There was a lot of work in pulling the community together around a victim fund that was seen by the victims and by the community as being open, honest, and direct. So what it meant for the victims was a clear source of where to go when there were needs, clear transparency, because they knew very quickly there were established parameters that were sent out about how the funds would be used and would be distributed.
Mary Vail Ware:
It’s really important to think about the future needs of the community if a flood of funding is coming into your community, because there will be future needs. There’ll be future mental health needs. There’ll be future recovery needs. So it’s great if you can plan in advance how funding would be managed.
And in most instances the donations are not just financial. When you start to receive thousands and thousands of toys, teddy bears, bicycles, how do you manage that? This, again, requires having those nontraditional partnerships, ensuring that you are meeting the needs of the community-at-large.
Lawrence Hincker, Associate Vice President, Virginia Tech University:
We learned so much about what happens to the human psyche when you’re a victim of a violent crime. And, of course, the power of symbolism and public grieving.
Deborah Day, Associate Vice President for Alumni Relations, Virginia Tech University:
We plan the April 16th memorial service. We call it "A Day of Remembrance." We do some things for the families, we bring them back, we have a lunch with university administrators, and they’re part of the university-wide commemoration.
That’s an important action of leadership is that not only do you deal with the crisis at hand, but you also get the organization back on track for the future. Our university really has taken emergency planning seriously. That is now part of our culture. We were one of the first to use emergency alert systems. These emergency notification systems that we now see that are rather commonplace were not commonplace in 2007.
One of the important points for us is that every single student who was injured graduated from Virginia Tech. The president realized that we needed to have an office to help with some of these needs. An assistant director in the Office of Recovery and Support every month hosted a dinner in their home for all of the injured students and the staff. It continued on until the last student graduated.

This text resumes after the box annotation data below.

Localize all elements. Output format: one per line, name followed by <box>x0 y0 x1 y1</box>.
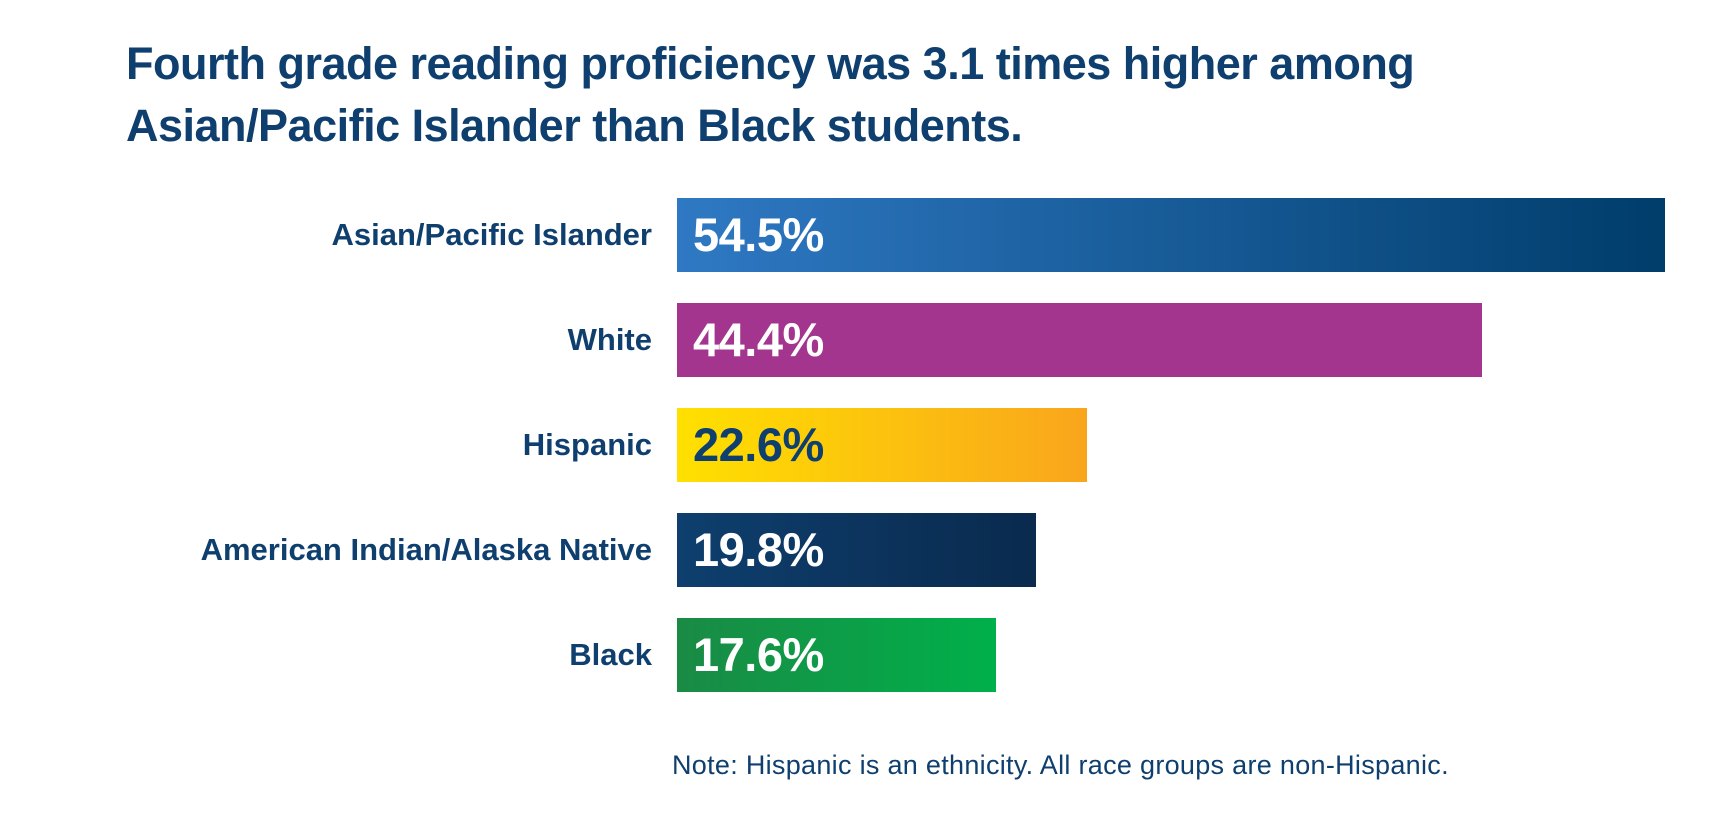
category-label-hispanic: Hispanic <box>522 427 652 462</box>
chart-title: Fourth grade reading proficiency was 3.1… <box>126 38 1415 151</box>
bar-asian-pacific-islander <box>677 198 1665 272</box>
chart-note: Note: Hispanic is an ethnicity. All race… <box>672 750 1449 780</box>
category-label-white: White <box>567 322 652 357</box>
category-label-american-indian-alaska-native: American Indian/Alaska Native <box>200 532 652 567</box>
data-label-hispanic: 22.6% <box>693 418 824 471</box>
data-label-asian-pacific-islander: 54.5% <box>693 208 824 261</box>
bar-white <box>677 303 1482 377</box>
data-label-white: 44.4% <box>693 313 824 366</box>
data-label-black: 17.6% <box>693 628 824 681</box>
bar-hispanic <box>677 408 1087 482</box>
bar-american-indian-alaska-native <box>677 513 1036 587</box>
data-label-american-indian-alaska-native: 19.8% <box>693 523 824 576</box>
category-label-black: Black <box>569 637 652 672</box>
bar-black <box>677 618 996 692</box>
category-label-asian-pacific-islander: Asian/Pacific Islander <box>331 217 652 252</box>
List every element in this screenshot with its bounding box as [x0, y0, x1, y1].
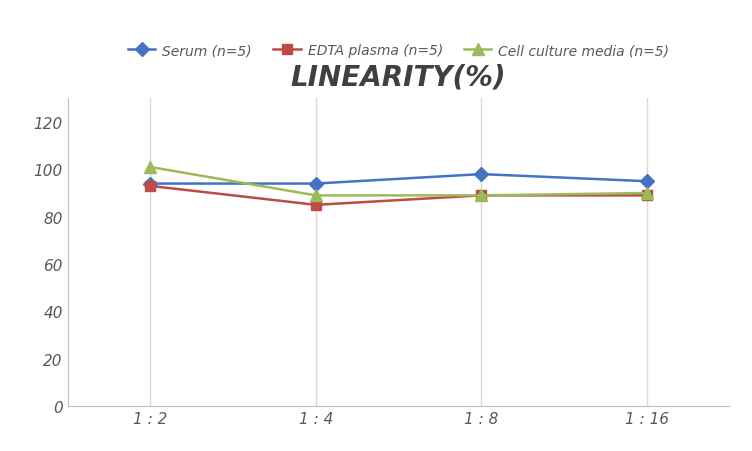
Cell culture media (n=5)	[642, 191, 651, 196]
Cell culture media (n=5)	[146, 165, 155, 170]
EDTA plasma (n=5)	[311, 202, 320, 208]
Serum (n=5)	[642, 179, 651, 184]
Legend: Serum (n=5), EDTA plasma (n=5), Cell culture media (n=5): Serum (n=5), EDTA plasma (n=5), Cell cul…	[122, 39, 675, 64]
Cell culture media (n=5)	[477, 193, 486, 198]
EDTA plasma (n=5)	[642, 193, 651, 198]
EDTA plasma (n=5)	[477, 193, 486, 198]
EDTA plasma (n=5)	[146, 184, 155, 189]
Cell culture media (n=5)	[311, 193, 320, 198]
Serum (n=5)	[146, 181, 155, 187]
Title: LINEARITY(%): LINEARITY(%)	[291, 64, 506, 92]
Line: Cell culture media (n=5): Cell culture media (n=5)	[145, 162, 652, 202]
Line: EDTA plasma (n=5): EDTA plasma (n=5)	[146, 182, 651, 210]
Line: Serum (n=5): Serum (n=5)	[146, 170, 651, 189]
Serum (n=5)	[311, 181, 320, 187]
Serum (n=5)	[477, 172, 486, 177]
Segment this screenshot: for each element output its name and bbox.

You will now find universities around the country like my university, that has really bolstered its emergency planning organization, because you just never know when it’s going to happen. Anything might happen.
Victims’ advocates have no margin for error. We have to make sure that they are providing absolutely the best services possible to those victims, and that they’re able to do it in ways that they are adapting to the individual needs of that victim, their background, their experiences, as well as the type of crime and the situation that they’re facing. And I think it’s important that we make sure, as victim service providers, that we’re at the table, that we’re continually raising those issues, and that we’re doing our work to make sure that we’re ready.